At the official opening of the new Wandegeya Market last month, Museveni hinted that he would be willing to work with Lukwago if he “repented from his mistakes.” You can never say never in politics but the likelihood of that happening is remote. Dr. Besigye, however was adamant. “The Mayor (Lukwago) is here to stay. He will not move an inch. We shall resist all these government machinations to usurp the people’s power,” Besigye said.
Problematic KCCA Act
While the Tribunal proved the allegations against Lukwago, it also faulted Parliament for enacting “a problematic” law, which it said was the “breeding ground” for the polarization caused by incessant clashes between the ED’s technical arm and the political players. This it said was best exemplified by the law’s creation of two power centres – the ED and the Lord Mayor.

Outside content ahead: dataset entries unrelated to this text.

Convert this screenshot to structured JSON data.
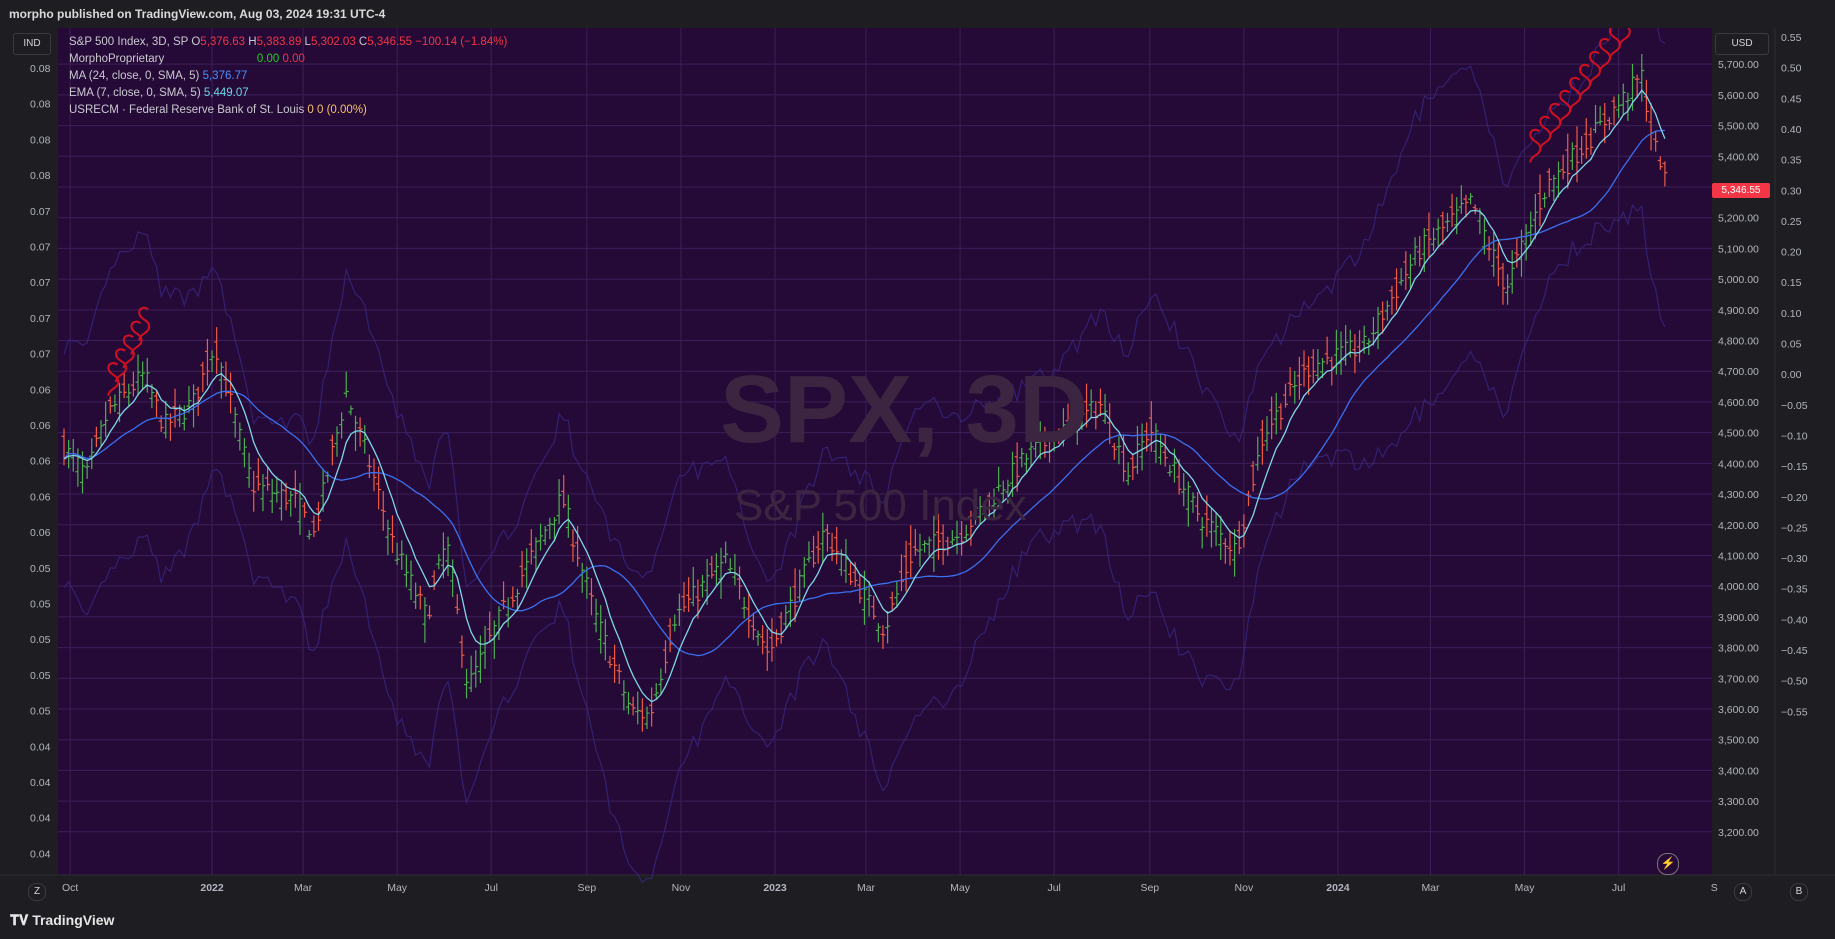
{
  "header": {
    "publish_line": "morpho published on TradingView.com, Aug 03, 2024 19:31 UTC-4"
  },
  "watermark": {
    "symbol": "SPX, 3D",
    "name": "S&P 500 Index"
  },
  "legend": {
    "title": "S&P 500 Index, 3D, SP",
    "o_label": "O",
    "o_value": "5,376.63",
    "h_label": "H",
    "h_value": "5,383.89",
    "l_label": "L",
    "l_value": "5,302.03",
    "c_label": "C",
    "c_value": "5,346.55",
    "change": "−100.14 (−1.84%)",
    "ind1_name": "MorphoProprietary",
    "ind1_v1": "0.00",
    "ind1_v2": "0.00",
    "ma_name": "MA (24, close, 0, SMA, 5)",
    "ma_value": "5,376.77",
    "ema_name": "EMA (7, close, 0, SMA, 5)",
    "ema_value": "5,449.07",
    "usrecm_name": "USRECM · Federal Reserve Bank of St. Louis",
    "usrecm_v1": "0",
    "usrecm_v2": "0 (0.00%)"
  },
  "buttons": {
    "left_scale": "IND",
    "right_scale": "USD",
    "bottom_z": "Z",
    "bottom_a": "A",
    "bottom_b": "B"
  },
  "last_price": "5,346.55",
  "footer": {
    "brand": "TradingView"
  },
  "colors": {
    "background": "#250a37",
    "up": "#4caf50",
    "down": "#f05b45",
    "ma": "#3a70f0",
    "ema": "#7fd6e8",
    "band": "#3a2a8a",
    "signal": "#d01020"
  },
  "chart_data": {
    "type": "ohlc",
    "timeframe": "3D",
    "x_axis_labels": [
      "Oct",
      "2022",
      "Mar",
      "May",
      "Jul",
      "Sep",
      "Nov",
      "2023",
      "Mar",
      "May",
      "Jul",
      "Sep",
      "Nov",
      "2024",
      "Mar",
      "May",
      "Jul",
      "S"
    ],
    "x_axis_dates": [
      "2021-10-01",
      "2022-01-01",
      "2022-03-01",
      "2022-05-01",
      "2022-07-01",
      "2022-09-01",
      "2022-11-01",
      "2023-01-01",
      "2023-03-01",
      "2023-05-01",
      "2023-07-01",
      "2023-09-01",
      "2023-11-01",
      "2024-01-01",
      "2024-03-01",
      "2024-05-01",
      "2024-07-01",
      "2024-09-01"
    ],
    "right_axis_price": {
      "ticks": [
        "5,700.00",
        "5,600.00",
        "5,500.00",
        "5,400.00",
        "5,300.00",
        "5,200.00",
        "5,100.00",
        "5,000.00",
        "4,900.00",
        "4,800.00",
        "4,700.00",
        "4,600.00",
        "4,500.00",
        "4,400.00",
        "4,300.00",
        "4,200.00",
        "4,100.00",
        "4,000.00",
        "3,900.00",
        "3,800.00",
        "3,700.00",
        "3,600.00",
        "3,500.00",
        "3,400.00",
        "3,300.00",
        "3,200.00"
      ],
      "range": [
        3130,
        5830
      ]
    },
    "right_axis_indicator": {
      "ticks": [
        "0.55",
        "0.50",
        "0.45",
        "0.40",
        "0.35",
        "0.30",
        "0.25",
        "0.20",
        "0.15",
        "0.10",
        "0.05",
        "0.00",
        "−0.05",
        "−0.10",
        "−0.15",
        "−0.20",
        "−0.25",
        "−0.30",
        "−0.35",
        "−0.40",
        "−0.45",
        "−0.50",
        "−0.55"
      ]
    },
    "left_axis": {
      "ticks": [
        "0.08",
        "0.08",
        "0.08",
        "0.08",
        "0.07",
        "0.07",
        "0.07",
        "0.07",
        "0.07",
        "0.06",
        "0.06",
        "0.06",
        "0.06",
        "0.06",
        "0.05",
        "0.05",
        "0.05",
        "0.05",
        "0.05",
        "0.04",
        "0.04",
        "0.04",
        "0.04"
      ]
    },
    "close_anchors": [
      [
        "2021-09-27",
        4450
      ],
      [
        "2021-10-12",
        4360
      ],
      [
        "2021-10-25",
        4560
      ],
      [
        "2021-11-18",
        4690
      ],
      [
        "2021-12-01",
        4520
      ],
      [
        "2021-12-20",
        4600
      ],
      [
        "2022-01-03",
        4790
      ],
      [
        "2022-01-27",
        4330
      ],
      [
        "2022-02-24",
        4280
      ],
      [
        "2022-03-08",
        4170
      ],
      [
        "2022-03-29",
        4630
      ],
      [
        "2022-04-13",
        4400
      ],
      [
        "2022-04-29",
        4130
      ],
      [
        "2022-05-20",
        3900
      ],
      [
        "2022-06-02",
        4150
      ],
      [
        "2022-06-16",
        3670
      ],
      [
        "2022-07-07",
        3900
      ],
      [
        "2022-08-16",
        4290
      ],
      [
        "2022-09-06",
        3910
      ],
      [
        "2022-09-30",
        3590
      ],
      [
        "2022-10-12",
        3580
      ],
      [
        "2022-10-28",
        3900
      ],
      [
        "2022-11-30",
        4080
      ],
      [
        "2022-12-28",
        3780
      ],
      [
        "2023-02-02",
        4180
      ],
      [
        "2023-03-13",
        3860
      ],
      [
        "2023-03-31",
        4110
      ],
      [
        "2023-05-01",
        4170
      ],
      [
        "2023-06-15",
        4430
      ],
      [
        "2023-07-31",
        4590
      ],
      [
        "2023-08-18",
        4370
      ],
      [
        "2023-09-01",
        4515
      ],
      [
        "2023-10-03",
        4230
      ],
      [
        "2023-10-27",
        4117
      ],
      [
        "2023-11-14",
        4500
      ],
      [
        "2023-12-14",
        4720
      ],
      [
        "2024-01-18",
        4780
      ],
      [
        "2024-02-22",
        5090
      ],
      [
        "2024-03-28",
        5250
      ],
      [
        "2024-04-19",
        4970
      ],
      [
        "2024-05-15",
        5300
      ],
      [
        "2024-06-18",
        5490
      ],
      [
        "2024-07-16",
        5660
      ],
      [
        "2024-07-24",
        5430
      ],
      [
        "2024-08-02",
        5346.55
      ]
    ],
    "series": [
      {
        "name": "S&P 500 Index",
        "role": "ohlc"
      },
      {
        "name": "MA (24, close, 0, SMA, 5)",
        "last": 5376.77
      },
      {
        "name": "EMA (7, close, 0, SMA, 5)",
        "last": 5449.07
      }
    ],
    "signals": [
      {
        "date_from": "2021-10-29",
        "date_to": "2021-11-18",
        "price_from": 4620,
        "price_to": 4800,
        "count": 5
      },
      {
        "date_from": "2024-05-08",
        "date_to": "2024-07-05",
        "price_from": 5380,
        "price_to": 5760,
        "count": 10
      }
    ],
    "grid": true
  }
}
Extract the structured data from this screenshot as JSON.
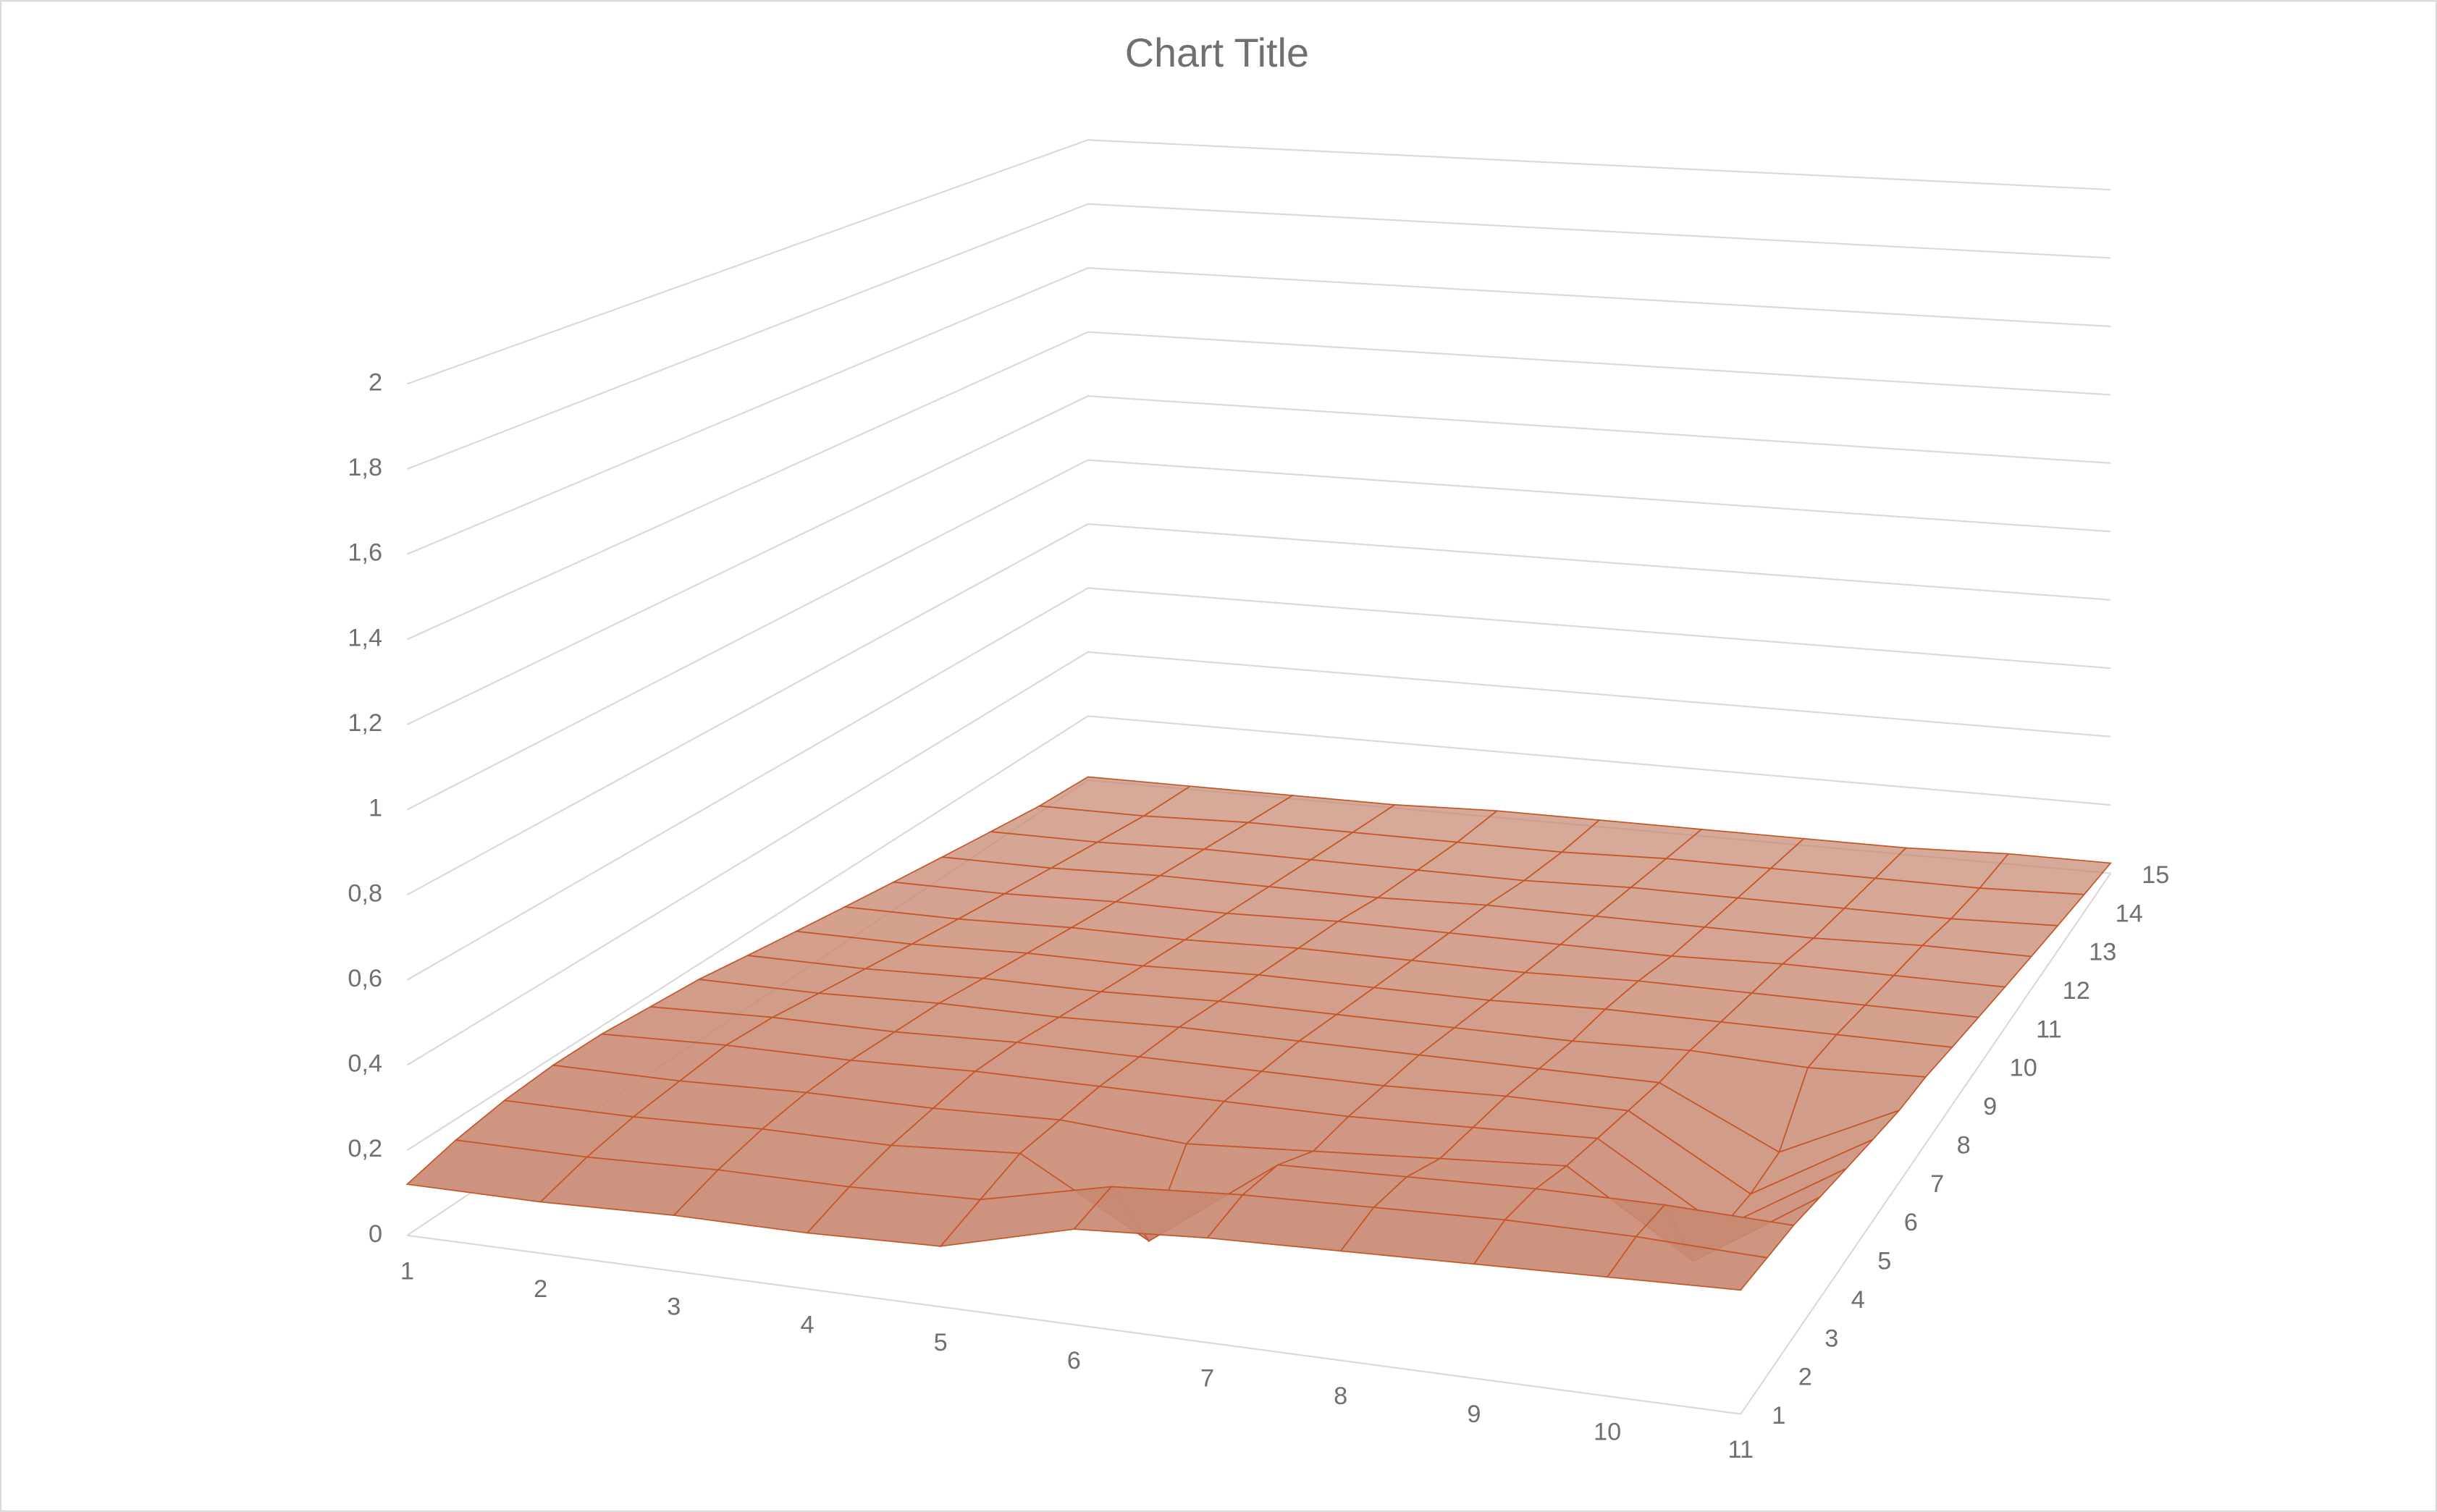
{
  "chart_data": {
    "type": "surface",
    "title": "Chart Title",
    "categories": [
      "1",
      "2",
      "3",
      "4",
      "5",
      "6",
      "7",
      "8",
      "9",
      "10",
      "11"
    ],
    "color": "#c98a73",
    "line_color": "#c4572a",
    "grid": true,
    "zlim": [
      0,
      2
    ],
    "zticks": [
      0,
      {
        "value": 0.2,
        "label": "0,2"
      },
      {
        "value": 0.4,
        "label": "0,4"
      },
      {
        "value": 0.6,
        "label": "0,6"
      },
      {
        "value": 0.8,
        "label": "0,8"
      },
      1,
      {
        "value": 1.2,
        "label": "1,2"
      },
      {
        "value": 1.4,
        "label": "1,4"
      },
      {
        "value": 1.6,
        "label": "1,6"
      },
      {
        "value": 1.8,
        "label": "1,8"
      },
      2
    ],
    "series": [
      {
        "name": "1",
        "values": [
          0.12,
          0.12,
          0.13,
          0.13,
          0.14,
          0.22,
          0.24,
          0.25,
          0.26,
          0.27,
          0.28
        ]
      },
      {
        "name": "2",
        "values": [
          0.15,
          0.15,
          0.16,
          0.16,
          0.17,
          0.24,
          0.26,
          0.27,
          0.28,
          0.28,
          0.27
        ]
      },
      {
        "name": "3",
        "values": [
          0.17,
          0.17,
          0.18,
          0.18,
          0.2,
          0.03,
          0.25,
          0.26,
          0.27,
          0.27,
          0.26
        ]
      },
      {
        "name": "4",
        "values": [
          0.18,
          0.18,
          0.19,
          0.19,
          0.2,
          0.18,
          0.2,
          0.22,
          0.24,
          0.05,
          0.24
        ]
      },
      {
        "name": "5",
        "values": [
          0.18,
          0.19,
          0.19,
          0.2,
          0.2,
          0.2,
          0.2,
          0.21,
          0.22,
          0.04,
          0.22
        ]
      },
      {
        "name": "6",
        "values": [
          0.17,
          0.18,
          0.18,
          0.19,
          0.19,
          0.19,
          0.19,
          0.2,
          0.2,
          0.03,
          0.2
        ]
      },
      {
        "name": "7",
        "values": [
          0.16,
          0.16,
          0.17,
          0.17,
          0.18,
          0.18,
          0.18,
          0.18,
          0.18,
          0.04,
          0.18
        ]
      },
      {
        "name": "8",
        "values": [
          0.14,
          0.14,
          0.15,
          0.15,
          0.16,
          0.16,
          0.16,
          0.16,
          0.17,
          0.16,
          0.17
        ]
      },
      {
        "name": "9",
        "values": [
          0.12,
          0.12,
          0.13,
          0.13,
          0.14,
          0.14,
          0.14,
          0.15,
          0.15,
          0.15,
          0.15
        ]
      },
      {
        "name": "10",
        "values": [
          0.1,
          0.1,
          0.11,
          0.11,
          0.12,
          0.12,
          0.12,
          0.13,
          0.13,
          0.13,
          0.13
        ]
      },
      {
        "name": "11",
        "values": [
          0.08,
          0.08,
          0.09,
          0.09,
          0.1,
          0.1,
          0.1,
          0.1,
          0.11,
          0.11,
          0.11
        ]
      },
      {
        "name": "12",
        "values": [
          0.06,
          0.06,
          0.07,
          0.07,
          0.07,
          0.08,
          0.08,
          0.08,
          0.08,
          0.09,
          0.09
        ]
      },
      {
        "name": "13",
        "values": [
          0.04,
          0.04,
          0.05,
          0.05,
          0.05,
          0.05,
          0.06,
          0.06,
          0.06,
          0.06,
          0.07
        ]
      },
      {
        "name": "14",
        "values": [
          0.02,
          0.02,
          0.03,
          0.03,
          0.03,
          0.03,
          0.04,
          0.04,
          0.04,
          0.04,
          0.05
        ]
      },
      {
        "name": "15",
        "values": [
          0.01,
          0.01,
          0.01,
          0.01,
          0.02,
          0.02,
          0.02,
          0.02,
          0.02,
          0.03,
          0.03
        ]
      }
    ]
  }
}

It suggested that the apparent wish by the Central Government to take over the capital city and run it without the involvement of the electorate and the status quo which puts politics ahead of service delivery were both untenable. Instead, it proposed a “hybrid” system, which merges the need for a representative of the will of the people but who is driven by the need for service delivery.
Under this approach, which appears to have received support from analysts, the city mayor would be chosen from among the five mayors of the divisions. Once the city mayor is elected, from among the five division mayors, he or she would relinquish the seat at the divisional level and remain “above the politics.”
The report argues that the intention of this approach would be to ensure that the Lord Mayor is not drawn into the “political fray,” which would help him/her focus on service delivery and “the harmonization of the relationship” with the central government.
This is a position that many Ugandans would easily embrace as the endless battles between the central government and the opposition are blamed for hampering equitable development and service delivery in the city. As it stands, Lukwago’s end is as near as they come but it is highly unlikely that he will go down without a fight.